Protein-coding gene in humans

WD repeat domain phosphoinositide-interacting protein 4 (WIPI-4) is a protein that in humans is encoded by the WDR45 gene. Mutations in this gene cause a distinct form of neurodegeneration with brain iron accumulation (NBIA) called beta-propeller protein-associated neurodegeneration (BPAN).

== Function ==
WIPI-4 is a member of the WD repeat protein family. WD repeats are minimally conserved regions of approximately 40 amino acids typically bracketed by gly-his and trp-asp (GH-WD), which may facilitate formation of heterotrimeric or multiprotein complexes.

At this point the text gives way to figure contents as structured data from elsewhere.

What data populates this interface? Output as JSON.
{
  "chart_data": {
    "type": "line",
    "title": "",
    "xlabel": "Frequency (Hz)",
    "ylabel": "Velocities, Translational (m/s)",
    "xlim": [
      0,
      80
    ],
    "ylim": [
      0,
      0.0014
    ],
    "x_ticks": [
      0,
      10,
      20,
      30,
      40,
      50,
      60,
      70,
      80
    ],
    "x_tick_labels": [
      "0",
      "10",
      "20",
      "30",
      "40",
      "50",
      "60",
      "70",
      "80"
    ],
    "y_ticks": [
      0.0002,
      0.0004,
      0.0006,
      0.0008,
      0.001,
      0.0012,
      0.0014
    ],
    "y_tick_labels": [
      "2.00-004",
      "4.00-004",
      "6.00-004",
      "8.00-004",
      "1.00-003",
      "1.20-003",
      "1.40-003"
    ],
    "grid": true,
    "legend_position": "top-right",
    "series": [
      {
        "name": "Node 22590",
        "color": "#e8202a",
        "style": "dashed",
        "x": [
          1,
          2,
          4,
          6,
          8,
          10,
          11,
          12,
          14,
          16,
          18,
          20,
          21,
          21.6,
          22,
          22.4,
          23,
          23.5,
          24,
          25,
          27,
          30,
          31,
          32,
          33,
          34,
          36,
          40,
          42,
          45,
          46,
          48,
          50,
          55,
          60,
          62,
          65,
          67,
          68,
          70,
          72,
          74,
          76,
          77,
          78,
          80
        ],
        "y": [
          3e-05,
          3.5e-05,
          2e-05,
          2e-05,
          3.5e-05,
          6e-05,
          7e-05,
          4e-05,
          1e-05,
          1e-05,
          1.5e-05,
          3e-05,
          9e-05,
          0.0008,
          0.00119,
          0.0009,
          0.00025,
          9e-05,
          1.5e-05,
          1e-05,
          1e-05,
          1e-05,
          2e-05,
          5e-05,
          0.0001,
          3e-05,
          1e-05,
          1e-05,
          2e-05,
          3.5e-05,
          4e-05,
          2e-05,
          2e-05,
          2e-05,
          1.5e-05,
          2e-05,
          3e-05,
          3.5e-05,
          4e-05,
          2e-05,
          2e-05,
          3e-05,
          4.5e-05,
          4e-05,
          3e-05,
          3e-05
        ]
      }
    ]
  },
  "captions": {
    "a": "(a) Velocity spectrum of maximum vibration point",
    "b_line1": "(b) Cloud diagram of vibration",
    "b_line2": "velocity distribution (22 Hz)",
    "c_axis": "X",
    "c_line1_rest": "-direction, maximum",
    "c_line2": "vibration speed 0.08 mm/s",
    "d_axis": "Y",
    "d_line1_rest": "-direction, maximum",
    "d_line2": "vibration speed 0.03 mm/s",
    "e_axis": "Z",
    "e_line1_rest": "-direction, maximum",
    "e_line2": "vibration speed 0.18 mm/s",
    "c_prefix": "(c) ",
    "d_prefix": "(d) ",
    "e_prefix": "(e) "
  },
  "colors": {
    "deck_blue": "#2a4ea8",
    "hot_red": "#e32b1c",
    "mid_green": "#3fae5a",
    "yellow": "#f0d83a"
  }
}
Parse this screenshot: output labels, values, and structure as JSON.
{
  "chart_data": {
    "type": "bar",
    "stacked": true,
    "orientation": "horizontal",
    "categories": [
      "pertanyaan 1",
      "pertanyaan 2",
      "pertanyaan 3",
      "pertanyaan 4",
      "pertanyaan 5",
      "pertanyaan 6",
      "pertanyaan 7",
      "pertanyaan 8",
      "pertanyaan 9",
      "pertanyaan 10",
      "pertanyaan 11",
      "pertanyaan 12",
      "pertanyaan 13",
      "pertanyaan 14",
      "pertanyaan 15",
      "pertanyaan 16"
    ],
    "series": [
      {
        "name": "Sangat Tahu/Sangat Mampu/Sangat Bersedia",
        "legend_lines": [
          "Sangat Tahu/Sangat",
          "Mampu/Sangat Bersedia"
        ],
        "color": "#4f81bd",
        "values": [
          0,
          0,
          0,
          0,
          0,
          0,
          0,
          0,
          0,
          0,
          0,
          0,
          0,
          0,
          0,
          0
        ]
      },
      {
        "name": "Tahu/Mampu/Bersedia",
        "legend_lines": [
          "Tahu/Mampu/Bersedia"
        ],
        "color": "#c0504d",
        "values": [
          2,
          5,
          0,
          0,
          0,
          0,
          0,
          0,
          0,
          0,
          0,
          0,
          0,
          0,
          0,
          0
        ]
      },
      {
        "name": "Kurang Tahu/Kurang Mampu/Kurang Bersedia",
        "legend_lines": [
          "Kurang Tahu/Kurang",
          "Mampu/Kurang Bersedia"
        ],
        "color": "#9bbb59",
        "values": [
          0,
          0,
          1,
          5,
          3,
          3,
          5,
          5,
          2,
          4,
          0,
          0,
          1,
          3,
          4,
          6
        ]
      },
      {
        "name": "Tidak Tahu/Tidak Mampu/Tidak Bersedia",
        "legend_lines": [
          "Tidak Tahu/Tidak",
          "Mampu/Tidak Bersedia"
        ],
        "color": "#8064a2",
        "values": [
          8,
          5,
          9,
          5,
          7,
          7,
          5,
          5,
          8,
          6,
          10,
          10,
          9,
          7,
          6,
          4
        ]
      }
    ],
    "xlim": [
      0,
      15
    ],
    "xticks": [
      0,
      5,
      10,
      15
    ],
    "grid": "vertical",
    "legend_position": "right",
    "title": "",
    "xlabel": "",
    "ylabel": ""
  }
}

Members of this family are involved in a variety of cellular processes, including cell cycle progression, signal transduction, apoptosis, and gene regulation.

This gene WDR45 has a pseudogene at chromosome 4q31.3. Multiple alternatively spliced transcript variants encoding distinct isoforms have been found for this gene, but the biological validity and full-length nature of some variants have not been determined.

== Role in disease ==
De novo loss of function mutations in WDR45 were identified by exome sequencing in 20 patients with progressive neurodegeneration and evidence of iron on brain MRI scans. The mutations cause an X-linked dominant form of brain iron accumulation disorder now called Beta-propeller protein-associated neurodegeneration (BPAN). A name for the disease before the gene was identified was called static encephalopathy of childhood with neurodegeneration in adulthood (SENDA), though this term is no longer used.

BPAN typically causes developmental delay and epilepsy from early childhood. An unusual feature experienced by many is a tendency to overeat without feeling full. Diagnosis might be suggested by the combination of developmental delay, epilepsy, and no satiety response. A pattern of abnormality on MRI brain scans shows early swelling of the basal ganglia (globus pallidus and substantia nigra) and dentate nucleus, with later accumulation of iron in the globus pallidus and substantia nigra. Diagnosis is usually established by genetic testing.

There are no current treatments for BPAN, though medications and therapies can be used to treat symptoms.